Jugendamt im Visier der Staatsanwaltschaft

Die Spurensuche im Untersuchungsausschuss des NRW-Landtages zum Missbrauchsfall in Lügde bringt noch immer neue und erschreckende Details ans Tageslicht. Nun geraten, nach den Jugendämtern Lippe und Hameln-Pyrmont, auch Mitarbeiter der Behörde in Höxter wegen möglicher Aktenmanipulationen ins Visier der Ermittler. „Wir haben den Fall im Blick und prüfen, ob es Anhaltspunkte für eine Straftat gibt“, sagt der Paderborner Oberstaatsanwalt Marco Wibbe.

In dieser Unterkunft auf dem Capingplatz in Lügde missbrauchte Marios S. seine minderjährigen Opfer.

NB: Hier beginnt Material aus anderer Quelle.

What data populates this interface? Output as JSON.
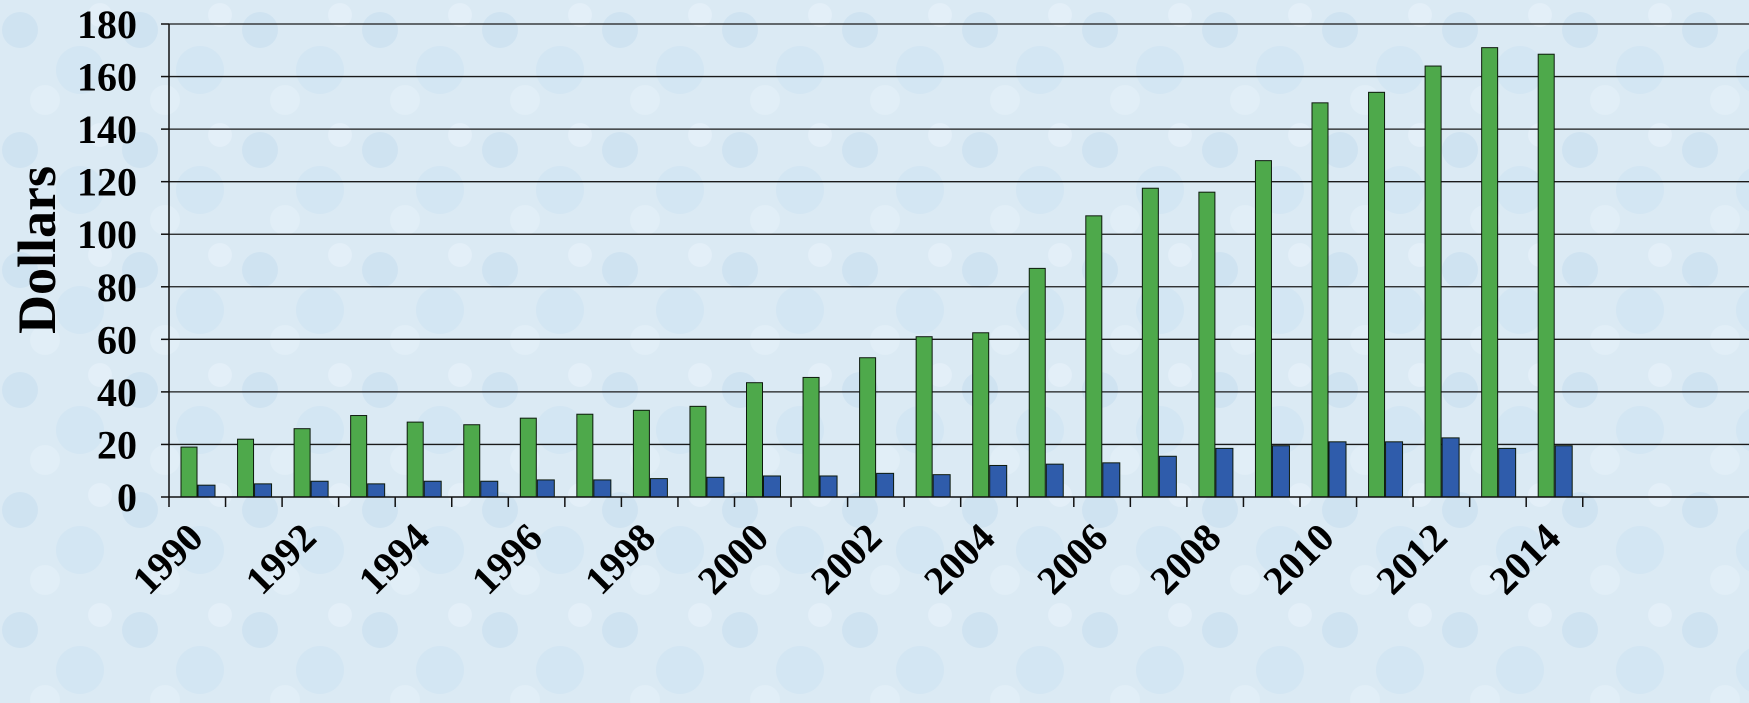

Das Höxteraner Jugendamt betreute 2016 ein damals achtjähriges Mädchen, das von einem der Lügde-Haupttäter, Mario S., schwer sexuell missbraucht worden war. Er ist ihr Patenonkel. Nach etlichen Missbrauchshinweisen verbot das Amt den Kontakt mit dem Patenonkel. Das Mädchen wurde im Sommer 2017 an eine psychotherapeutische Ambulanz überwiesen und damit die Familienhilfe beendet. Doch die Behörde informierte nicht die Polizei und unternahm auch keine weiteren Schritte. Eine Teamleiterin des Jugendamtes Höxter räumte nun vor den zwölf Ausschussmitgliedern ein, dass sie Akten im Zusammenhang mit den Missbrauchsfällen von Mario S. „bearbeitet“ habe, als der Skandal Anfang 2019 öffentlich wurde und er in Untersuchungshaft saß.
„Ich habe meinen Ohren nicht getraut, aber nun steht der Verdacht im Raum, dass Mitarbeiter in Höxter nachträglich Akten manipuliert haben könnten“, formuliert es der lippische Landtagsabgeordnete Jürgen Berghahn (SPD) sehr defensiv. Der 60-jährige Berghahn ist SPD-Sprecher im Untersuchungsausschuss und hatte an der rund achtstündigen Ausschuss-Sitzung vergangene Woche teilgenommen. Die Jugendamtsmitarbeiterin habe zudem erklärt, dass es normal sei, dass man in einem solchen Fall noch mal die Akten durchgehe und ergänze, erinnert sich Berghahn. „Sollten tatsächlich ungerechtfertigte Änderungen vorgenommen worden sein, wäre das ein Fall auch für die Ermittlungsbehörden. Wir werden auf jeden Fall noch weitere Zeugen zu diesem Komplex vorladen“, betont Berghahn. Natürlich beschäftige es den gesamten Ausschuss, warum und auf wessen Veranlassung diese Änderungen vorgenommen seien. „Wären die vorhandenen Informationen über den Missbrauch in Lügde nicht nur in Höxter, sondern in allen beteiligten Behörden intensiver zusammengefügt worden, wäre den vielen Kindern auf dem Campingplatz womöglich viel entsetzliches Leid erspart geblieben“, erklärt Berghahn.
Im Zusammenhang mit dem Missbrauchsfällen auf dem Campingplatz Eichwald in Lügde hat Detmolder Staatsanwalt im März vergangenen Jahres die Verfahren gegen zwei Polizeibeamte, insgesamt acht Mitarbeiter der Jugendämter Lippe und Hameln-Pyrmont und drei Familienhelfer eingestellt. „Die Ermittlungen haben in keinem Fall zu einem hinreichenden Tatverdacht geführt“, teilte die Behörde mit. Wenn es nun zu Ermittlungen gegen das Jugendamt Höxter komme, sei die Staatsanwaltschaft Paderborn zuständig, sagt der Detmolder Oberstaatsanwalt Ralf Vetter. „Wir haben damals auch gegen Mitarbeiter in Hameln-Pyrmont ermittelt, weil es eine Verbindung zum Jugendamt in Lippe gab“, erklärt Vetter.